The law in relation to liability for Japanese Knotweed is developing. Two Claimants recently brought claims against Network Rail. Both Claimants owned properties alongside an active railway line, as well as an access path and embankment between the houses and the railway. Japanese knotweed was present and had spread from the embankment underneath the Claimants’ homes. The Claimants alleged nuisance for the physical encroachment of the knotweed onto their land, and the presence of it, which interfered with the use of and value of their properties. The Claimants alleged that Network Rail were liable to compensate them for the nuisance.
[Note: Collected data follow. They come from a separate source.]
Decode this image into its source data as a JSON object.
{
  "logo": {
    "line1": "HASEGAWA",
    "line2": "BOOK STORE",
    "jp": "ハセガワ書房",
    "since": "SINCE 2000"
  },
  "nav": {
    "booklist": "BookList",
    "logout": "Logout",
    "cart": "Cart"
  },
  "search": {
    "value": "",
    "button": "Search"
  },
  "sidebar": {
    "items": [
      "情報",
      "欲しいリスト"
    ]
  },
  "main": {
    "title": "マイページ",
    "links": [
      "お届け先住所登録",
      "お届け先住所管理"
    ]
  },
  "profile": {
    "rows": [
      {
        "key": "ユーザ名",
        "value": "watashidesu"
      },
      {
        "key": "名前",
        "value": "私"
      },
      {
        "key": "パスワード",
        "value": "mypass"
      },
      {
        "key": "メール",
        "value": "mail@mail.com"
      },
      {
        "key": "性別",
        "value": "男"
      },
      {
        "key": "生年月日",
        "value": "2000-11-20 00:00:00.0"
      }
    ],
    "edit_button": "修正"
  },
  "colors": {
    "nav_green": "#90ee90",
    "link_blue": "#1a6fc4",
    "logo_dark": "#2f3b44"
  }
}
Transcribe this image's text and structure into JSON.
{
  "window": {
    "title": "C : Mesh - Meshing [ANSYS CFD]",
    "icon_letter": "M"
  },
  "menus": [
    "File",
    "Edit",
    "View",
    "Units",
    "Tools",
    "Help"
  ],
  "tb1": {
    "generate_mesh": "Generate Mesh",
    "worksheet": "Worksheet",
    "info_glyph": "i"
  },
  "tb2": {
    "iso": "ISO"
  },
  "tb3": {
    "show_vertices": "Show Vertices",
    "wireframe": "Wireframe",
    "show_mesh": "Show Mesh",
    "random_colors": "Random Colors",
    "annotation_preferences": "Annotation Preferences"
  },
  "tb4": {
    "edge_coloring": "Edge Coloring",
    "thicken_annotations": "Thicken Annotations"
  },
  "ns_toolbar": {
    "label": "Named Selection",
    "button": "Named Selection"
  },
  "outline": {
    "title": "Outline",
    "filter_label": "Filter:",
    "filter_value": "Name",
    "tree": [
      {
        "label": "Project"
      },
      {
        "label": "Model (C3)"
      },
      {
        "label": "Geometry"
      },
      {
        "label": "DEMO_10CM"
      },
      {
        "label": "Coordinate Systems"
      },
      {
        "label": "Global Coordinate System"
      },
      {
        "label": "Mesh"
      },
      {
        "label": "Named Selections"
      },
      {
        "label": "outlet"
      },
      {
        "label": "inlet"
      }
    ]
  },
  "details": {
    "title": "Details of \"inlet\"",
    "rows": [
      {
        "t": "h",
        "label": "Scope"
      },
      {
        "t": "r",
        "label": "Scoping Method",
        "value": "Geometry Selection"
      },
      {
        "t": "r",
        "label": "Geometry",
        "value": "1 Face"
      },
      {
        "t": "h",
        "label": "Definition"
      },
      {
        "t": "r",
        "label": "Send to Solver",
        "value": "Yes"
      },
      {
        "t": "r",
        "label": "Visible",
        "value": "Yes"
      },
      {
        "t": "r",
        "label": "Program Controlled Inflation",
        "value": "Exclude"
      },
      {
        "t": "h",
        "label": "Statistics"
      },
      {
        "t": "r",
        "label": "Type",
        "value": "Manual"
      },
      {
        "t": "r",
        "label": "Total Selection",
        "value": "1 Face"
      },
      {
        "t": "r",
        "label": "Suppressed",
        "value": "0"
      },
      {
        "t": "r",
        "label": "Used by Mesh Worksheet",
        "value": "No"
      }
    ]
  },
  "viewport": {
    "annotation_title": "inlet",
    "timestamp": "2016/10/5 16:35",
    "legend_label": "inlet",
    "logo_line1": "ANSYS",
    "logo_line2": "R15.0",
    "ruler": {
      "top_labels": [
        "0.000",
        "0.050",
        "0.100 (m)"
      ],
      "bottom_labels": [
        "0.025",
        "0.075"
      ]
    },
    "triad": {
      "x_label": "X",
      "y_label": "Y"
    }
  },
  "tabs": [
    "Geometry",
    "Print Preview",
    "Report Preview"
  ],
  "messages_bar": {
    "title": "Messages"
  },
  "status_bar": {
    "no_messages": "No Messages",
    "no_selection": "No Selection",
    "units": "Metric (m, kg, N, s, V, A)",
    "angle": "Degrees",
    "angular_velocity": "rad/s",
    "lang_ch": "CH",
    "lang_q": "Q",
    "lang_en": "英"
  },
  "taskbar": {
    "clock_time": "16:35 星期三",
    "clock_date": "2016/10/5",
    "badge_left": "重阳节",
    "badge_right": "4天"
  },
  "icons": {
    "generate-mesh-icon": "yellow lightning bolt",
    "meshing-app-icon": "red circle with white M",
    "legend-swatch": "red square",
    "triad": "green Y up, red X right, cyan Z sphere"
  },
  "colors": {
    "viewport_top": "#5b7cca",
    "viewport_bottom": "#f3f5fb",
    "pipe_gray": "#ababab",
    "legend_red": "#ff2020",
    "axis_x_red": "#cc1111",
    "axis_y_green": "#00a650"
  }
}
Both Claimants succeeded in their claims. The Court found that no physical damage had been caused to their properties. However, despite this, the Court held that the presence of knotweed on Network Rail’s land did unlawfully interfere with the Claimants’ right to undisturbed use and enjoyment of their land. The Court awarded each Claimant £4,320.00 for treatment of the knotweed, and circa. £10,000.00 for diminution in value of each property. Network Rail is appealing the decision.
More recently, the case of Smith v. Line reinforces the Court’s approach to liability for Japanese knotweed. The Court held that the property owner was liable in nuisance for a ten per cent diminution in the value of the Claimant’s £500,000 home, as a result of the spread of knotweed.
Landowners, sellers and buyers are becoming increasingly concerned about the presence of Japanese knotweed. If you are a developer, you should check for any signs at the site and on adjoining land. If you have a problem on your own land, then it is imperative that you are aware of your obligations to treat knotweed. Specialist knotweed surveys can be commissioned if there is concern.
Where knotweed is treated, consideration should be given to whether a guarantee is available and the extent of it. Guarantees should be supported by insurance Japanese knotweed is aggressive and can leave you in a tangle. Act with caution in order to minimise your risk and if in doubt, always seek advice.